The JN Financial Group and its member companies have been facing various challenges since 2020. The challenges include the COVID-19 pandemic itself; a series of interest rate increases by the central bank and globally; fair value adjustments on some assets; increased operational costs due to inflation; a substantial increase in the cost of regulatory compliance; cybersecurity costs; and the need to provide capital support to three subsidiaries — JN Bank (UK), JNFM and JNGI.
The JN Financial Group has sought to manage these challenges by focusing on its core business, particularly banking and remittances, to create opportunities for greater revenue generation. To this end, the group invested in new business opportunities such as merchant acquiring to offer businesses convenient solutions for accepting payments via credit and debit cards. The ONE JN Passport, which it launched recently is a unique customer onboarding application that enables convenient access to all services within the JN Financial Group including savings accounts and unsecured loans without requiring members to visit a branch to complete the process. In addition, JN Bank will shortly unveil its Visa debit card to provide greater convenience to members.
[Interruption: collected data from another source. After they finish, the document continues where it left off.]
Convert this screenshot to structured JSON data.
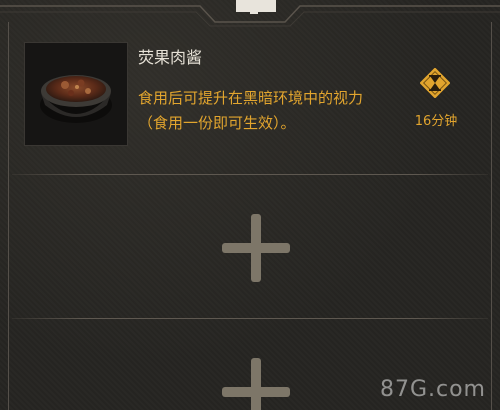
{
  "food": {
    "name": "荧果肉酱",
    "description": "食用后可提升在黑暗环境中的视力（食用一份即可生效）。",
    "duration": "16分钟",
    "icon": "hourglass-icon"
  },
  "slots": [
    {
      "icon": "plus-icon"
    },
    {
      "icon": "plus-icon"
    }
  ],
  "watermark": "87G.com",
  "colors": {
    "accent": "#e2a52e",
    "title": "#e6e1d6",
    "background": "#262522"
  }
}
These activities were preceded by a move to consolidate the microfinance entity, JN Small Business Loans, into JN Bank Jamaica and to leverage its tools and activities to serve the growing micro, small and medium business sector. In October of last year, to preserve capital, JN Bank Jamaica also entered a strategic relationship with Eppley Caribbean Property Fund Limited, which has become part-owner of certain locations that the group operates from.
With an asset base of approximately $370 billion, the group continues to be a dominant player in the residential mortgage business and remittance services. JN Group has investments and subsidiaries in the USA, UK, Canada and the Cayman Islands and beyond.